This lecture talks about the introduction to the subject of Exploratory Data Analysis (EDA) and the various sections to be covered in this course!!
This is a theoretical lecture talking about the various issues present in real time data like missing values, duplicated values, skewed values and observational errors.
This is a practical session where we will be using pandas, numpy and other libraries to diagnose issues present in real time data.
This is a theoretical lecture talking about the missing values, pattern of missing values and various imputation techniques used to solve the issue of missing values.
This is a practical session where we will use python libraries to identify the pattern of missing data and apply various imputation techniques to treat the issue of missing values.
This is a theoretical lecture talking about techniques to detect outliers and the techniques to treat outliers.
This is a practical session where we will use python libraries to identify the outliers and apply various imputation techniques to treat the issue of outlier values.
This is a theoretical lecture covering some real time uses cases where an ideal plot can be used to best describe the situation and extract meaningful insights.
This course provides a comprehensive understanding of Exploratory Data Analysis (EDA), a crucial step in the machine learning lifecycle. EDA helps in diagnosing issues within datasets and applying appropriate techniques to improve data quality.
The first phase of the course focuses on data cleaning, covering essential techniques such as handling missing values (imputation), data transformation, and outlier detection. Understanding these processes ensures the dataset is refined and structured for better model performance. Various imputation methods, including statistical, neighbor-based, and predictive filling, are discussed along with transformations like log, square root, and Box-Cox. Outlier detection techniques such as Z-score, IQR, and Mahalanobis distance are also explored.
The second phase delves into data visualization, covering univariate, bivariate, and multivariate analysis. It provides an extensive discussion on various plots, including histograms, box plots, scatter plots, heatmaps, and more, ensuring clarity in data interpretation.
The course concludes with real-world case studies, demonstrating how EDA helps derive meaningful insights. All implementations are carried out in Python, leveraging libraries such as pandas, numpy, seaborn, and matplotlib. By the end of this course, participants will have hands-on expertise in performing EDA effectively for any dataset and leverage these techniques to improvise the data for better results in machine learning analysis.

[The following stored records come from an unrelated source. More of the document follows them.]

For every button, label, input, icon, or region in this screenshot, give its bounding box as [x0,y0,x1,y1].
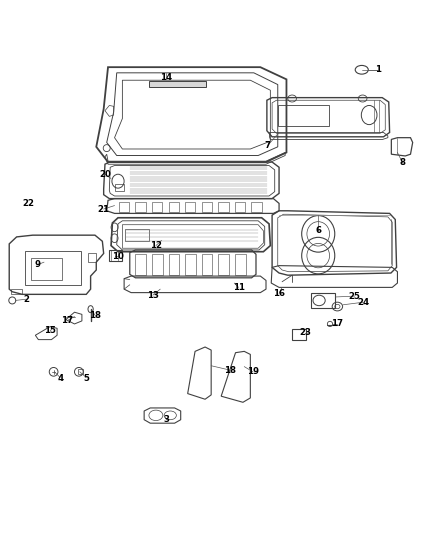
Text: 8: 8 [399,158,406,167]
Bar [125,229,149,241]
Text: 6: 6 [315,227,321,235]
Text: 21: 21 [98,205,110,214]
Text: 16: 16 [273,289,285,298]
Bar [152,254,163,275]
Bar [235,202,245,212]
Text: 4: 4 [57,374,63,383]
Text: 25: 25 [349,292,361,301]
Text: 9: 9 [35,260,40,269]
Text: 17: 17 [331,319,343,328]
Text: 20: 20 [99,169,111,179]
Text: 11: 11 [233,283,244,292]
Bar [185,202,195,212]
Text: 15: 15 [44,326,56,335]
Text: 18: 18 [224,366,236,375]
Bar [201,254,212,275]
Bar [135,254,146,275]
Text: 13: 13 [147,290,159,300]
Bar [278,106,329,126]
Bar [235,254,246,275]
Bar [201,202,212,212]
Bar [149,81,206,87]
Text: 19: 19 [247,367,259,376]
Text: 7: 7 [265,141,271,150]
Text: 23: 23 [299,328,311,337]
Text: 12: 12 [150,241,162,250]
Bar [218,202,229,212]
Text: 24: 24 [357,298,370,306]
Bar [152,202,162,212]
Bar [251,202,261,212]
Bar [115,184,124,191]
Bar [31,258,62,280]
Text: 10: 10 [112,252,124,261]
Text: 1: 1 [375,65,381,74]
Bar [135,202,146,212]
Bar [110,250,121,261]
Bar [311,293,335,308]
Text: 5: 5 [83,374,89,383]
Bar [25,251,81,285]
Bar [185,254,196,275]
Text: 17: 17 [61,316,74,325]
Bar [78,369,83,375]
Bar [119,202,129,212]
Bar [292,329,306,340]
Bar [218,254,229,275]
Text: 3: 3 [164,415,170,424]
Bar [169,254,180,275]
Bar [169,202,179,212]
Text: 2: 2 [24,295,30,304]
Text: 22: 22 [22,199,34,208]
Text: 18: 18 [89,311,101,320]
Text: 14: 14 [160,72,172,82]
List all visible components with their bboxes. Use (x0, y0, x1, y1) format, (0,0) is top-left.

This course provides more focus and priority to the theoretical aspects of the concepts, since understanding the theory is very much needed and expected in the industry also. Learning this course will give an in-depth idea on various practical issues with data and how to sort them out, followed by various visualization techniques. This knowledge can be useful to work on real time datasets and develop python programs for effective and insightful analysis. Furthermore, mastering the EDA process can be highly helpful in boosting the performance of machine learning algorithms. This can be useful for a career as data analyst, data scientist, or machine learning engineer.